In Washington, a morning rally will be held at 10 a.m. ET, and the march will begin at 1:15 p.m. ET. We’ll bring you the latest updates from the nation’s capital as the day goes on.
Marchers Leave Their Protest Signs in Front of Trump's D.C. Hotel
Bryan Woolston / Reuters
Protest signs were ubiquitous at the Women’s March on Saturday. Some posters called for action (“Speak up for humanity”), while others portrayed messages of female empowerment (“The future is female”). By the afternoon, it became clear that many demonstrators didn’t plan to keep theirs for posterity’s sake. Instead, they left them behind in a conspicuous place:
It wasn’t just the pussy-cat ears: Many of the signs in downtown D.C. employed the word made infamous by President Trump in the leaked Access Hollywood video in October. Women hoisted hand-sketched vaginas and drew cat shapes on their block letters. One even used the c-word. They are reclaiming “pussy,” they said.
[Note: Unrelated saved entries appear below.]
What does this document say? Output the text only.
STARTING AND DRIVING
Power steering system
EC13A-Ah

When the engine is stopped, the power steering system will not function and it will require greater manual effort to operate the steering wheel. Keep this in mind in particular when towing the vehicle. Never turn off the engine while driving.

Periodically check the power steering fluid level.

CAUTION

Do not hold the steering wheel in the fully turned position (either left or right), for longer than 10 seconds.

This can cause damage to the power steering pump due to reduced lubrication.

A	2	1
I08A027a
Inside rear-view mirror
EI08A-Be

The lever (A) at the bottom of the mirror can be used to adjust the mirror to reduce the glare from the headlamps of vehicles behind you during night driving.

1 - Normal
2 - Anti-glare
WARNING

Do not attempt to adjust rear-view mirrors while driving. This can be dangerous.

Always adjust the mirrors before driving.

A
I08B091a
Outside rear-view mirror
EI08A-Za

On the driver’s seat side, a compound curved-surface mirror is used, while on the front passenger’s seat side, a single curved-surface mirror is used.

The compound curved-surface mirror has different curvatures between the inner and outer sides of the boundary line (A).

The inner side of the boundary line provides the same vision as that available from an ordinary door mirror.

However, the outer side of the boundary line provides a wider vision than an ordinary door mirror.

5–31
Mary Trudeau, 47, came from Atlanta. “After the election I was so depressed,” she said. “I said, I have to go, I have to participate, because if I don’t I’ll feel like I just did nothing.”
Her sign was inspired by Trump’s words in the Access Hollywood video, she said. “Instead of it being a vulgar word, it being a word of empowerment for women. Everything about my person is for me to decide.”
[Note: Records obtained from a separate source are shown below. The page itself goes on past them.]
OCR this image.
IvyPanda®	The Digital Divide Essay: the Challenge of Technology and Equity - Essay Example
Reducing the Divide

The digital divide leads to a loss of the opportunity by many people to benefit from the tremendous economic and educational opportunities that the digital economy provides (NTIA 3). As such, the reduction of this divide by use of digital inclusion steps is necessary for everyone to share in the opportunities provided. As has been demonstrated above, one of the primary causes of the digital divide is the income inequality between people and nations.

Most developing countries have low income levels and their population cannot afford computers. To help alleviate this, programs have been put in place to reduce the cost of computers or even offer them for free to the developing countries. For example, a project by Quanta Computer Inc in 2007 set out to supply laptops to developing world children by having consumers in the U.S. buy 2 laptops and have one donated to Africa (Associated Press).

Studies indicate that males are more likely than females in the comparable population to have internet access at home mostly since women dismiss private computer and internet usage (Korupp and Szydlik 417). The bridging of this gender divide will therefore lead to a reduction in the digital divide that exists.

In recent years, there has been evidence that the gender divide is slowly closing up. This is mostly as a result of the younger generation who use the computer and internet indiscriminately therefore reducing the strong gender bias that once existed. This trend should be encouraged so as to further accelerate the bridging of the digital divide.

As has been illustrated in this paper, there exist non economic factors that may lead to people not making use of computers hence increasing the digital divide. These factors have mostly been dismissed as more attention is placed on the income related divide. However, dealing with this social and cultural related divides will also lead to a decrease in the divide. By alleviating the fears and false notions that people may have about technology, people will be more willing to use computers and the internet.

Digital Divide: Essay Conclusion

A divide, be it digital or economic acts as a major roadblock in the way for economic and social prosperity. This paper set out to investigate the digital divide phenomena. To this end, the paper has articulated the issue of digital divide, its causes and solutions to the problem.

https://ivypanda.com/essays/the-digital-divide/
Kerry Gaertner-Gerbracht Credit Olga Khazan / The Atlantic
Kerry Gaertner-Gerbracht had her 11-year-old daughter make her sign—she wanted to get involved. “Trump has brought the word to the national conversation,” Gaertner-Gerbracht said. “If this is what our president is saying, she should get comfortable with it, too.”
One element of Trump’s victory, she believes, was “the masculine fear of the vagina. It’s a very basic thing.”
Sinead Macleod. Credit Olga Khazan / The Atlantic
Sinead Macleod, a 24-year-old from New York, said it was important to show female genitalia and “reclaim the grossness—and the beauty.
“During the debates when [Clinton] went to the bathroom, he said that was gross,” she said. “There’s no reason to be ashamed of it.”
Macleod might have out-done the other protesters in terms of female-anatomy drawings. She has an IUD tattooed on one ankle, and vagina dentata on the other.
I'm close to the White House now, on the Ellipse, the public, lawn-like area beyond the South Lawn of the executive mansion. Protesters are pouring onto the grass from all angles, and a dance circle has broken out in the center of the lawn. There are children frolicking around, and demonstrators are cheering and waving their signs.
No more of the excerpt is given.